Breakfast at Leisure: A Vanishing Meal

AT 7 a.m. on a winter Monday, as sleepy commuters begin another week, the scene on the road gets comical. During the 11 miles, 20 stoplights, and 25 minutes of my commute, I count four drivers drinking from spill-proof thermal mugs and one eating a Danish pastry. I also pass five pedestrians carrying takeout cups of coffee, one sipping a carton of juice, and three toting bags of donuts.

Welcome to breakfast in the late 20th century - definitely movable, though hardly a feast. What was once a substantial, leisurely meal has turned into a snack on the run as schedules, rather than eggs, get scrambled in the morning.

Trend-watchers spent much of the 1980s bemoaning the disappearance of the family dinner - a meal now showing signs of renewed strength as more families make an effort to eat together in the evening. Yet nobody seems to have registered the extent to which that other traditional family meal - breakfast - also faces the threat of near-extinction.

Most of the conspiracies against a relaxed, sit-down breakfast involve lack of time.
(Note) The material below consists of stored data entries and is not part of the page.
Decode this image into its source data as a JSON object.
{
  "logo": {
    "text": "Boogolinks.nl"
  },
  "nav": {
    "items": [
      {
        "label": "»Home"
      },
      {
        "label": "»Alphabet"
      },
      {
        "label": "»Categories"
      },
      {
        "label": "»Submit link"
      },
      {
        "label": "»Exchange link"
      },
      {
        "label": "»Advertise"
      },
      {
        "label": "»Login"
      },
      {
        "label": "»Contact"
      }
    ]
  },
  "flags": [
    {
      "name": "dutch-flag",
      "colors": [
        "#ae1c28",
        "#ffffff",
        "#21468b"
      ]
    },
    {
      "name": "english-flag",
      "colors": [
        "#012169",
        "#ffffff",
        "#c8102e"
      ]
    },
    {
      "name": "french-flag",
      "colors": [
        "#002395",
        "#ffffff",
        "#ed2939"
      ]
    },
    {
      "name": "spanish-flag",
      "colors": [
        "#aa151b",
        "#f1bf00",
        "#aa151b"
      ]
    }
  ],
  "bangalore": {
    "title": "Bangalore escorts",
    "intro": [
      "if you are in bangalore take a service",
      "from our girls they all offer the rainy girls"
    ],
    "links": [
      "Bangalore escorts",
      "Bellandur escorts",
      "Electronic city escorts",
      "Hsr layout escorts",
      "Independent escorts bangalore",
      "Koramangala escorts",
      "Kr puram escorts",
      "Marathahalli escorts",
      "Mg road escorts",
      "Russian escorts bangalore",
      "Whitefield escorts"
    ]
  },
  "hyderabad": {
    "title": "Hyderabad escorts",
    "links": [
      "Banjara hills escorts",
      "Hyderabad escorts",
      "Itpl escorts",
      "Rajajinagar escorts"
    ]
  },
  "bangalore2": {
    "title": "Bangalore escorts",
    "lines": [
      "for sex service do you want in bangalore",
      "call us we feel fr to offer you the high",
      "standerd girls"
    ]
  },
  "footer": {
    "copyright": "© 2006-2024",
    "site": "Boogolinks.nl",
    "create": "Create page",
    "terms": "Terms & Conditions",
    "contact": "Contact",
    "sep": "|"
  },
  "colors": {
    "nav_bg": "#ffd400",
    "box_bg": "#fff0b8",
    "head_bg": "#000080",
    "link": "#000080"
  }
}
Women, traditionally the cooks, now have other demands in the morning as they dress for work and race out the door to deliver children to day-care centers. High school classes that once started at 8 o'clock now often begin at 7:30, forcing students to leave home earlier. And as congestion on the road worsens, commuters must spend more time behind the wheel and less time at the kitchen table. Even the much-vaunted "power breakfasts" of the past decade have scattered families in the morning as businessmen and women get an early start on the workday, filling restaurant tables with legal pads, calculators, and spreadsheets.

A second conspiracy against a traditional breakfast ironically involves nutrition. Ever since "dietary alarmists," as Julia Child has dubbed them, declared war on cholesterol and fat, everything that used to be considered part of a standard morning menu has become a no-no. Goodbye eggs, bacon, sausage, and butter. Hello yogurt, dry toast, and cereal - lots of cereal.

No fewer than 130 cereal choices crowd the shelves of our suburban supermarket. For those who want a hot meal but can't spare the five minutes it takes to cook "old-fashioned" oatmeal, prepackaged oatmeal-in-a-cup ("Nothing to add!") can be zapped in a microwave in 60 seconds. From instant breakfast drinks and instant grits to frozen waffle sticks with a "syrup dipper," the eat-and-run crowd has never had more choices.

Sadly, even that abundance of quick-and-easy food isn't enough to keep millions of children from showing up at school unfed. To help at least some of the 14 million American children living in poverty, nearly 50,000 schools offered federally subsidized breakfasts last year. They served more than 4 million poor children who would otherwise start the day hungry.

Just how much breakfast has changed for everyone can be measured by a popular 1950s radio program in Chicago, "Listen to Cliff." Every weekday morning, Cliff and Luella Johnson and their five children gathered around the breakfast table in their suburban Oak Park home. As a local newspaper of the time described it, the unrehearsed program took listeners into the kitchen of "a typically American family as it gets ready for the day ahead, as it talks over what happened yesterday, as a couple of typical par ents guide and advise their children." Even the milkman - remember milkmen? - occasionally dropped in.

For many of us who listened to the program before leaving for school, the Johnsons' morning routines typified our own.

Nostalgia for the '50s won't change the social patterns of the '90s. But the loss of breakfast involves more than the loss of what nutrition experts regard as the most important meal. It also represents the loss of a ritual, a calm, orderly way of easing into the new day. A transition needs to take place between the time the head leaves the pillow and the feet leave the house.

Beyond all the arguments of nutritionists and others, those who eat and run for breakfast are missing out on an old forgotten pleasure. Nathaniel Hawthorne summed it up perfectly a century and a half ago when he observed, "Life, within doors, has few pleasanter prospects than a neatly arranged and well provisioned breakfast-table."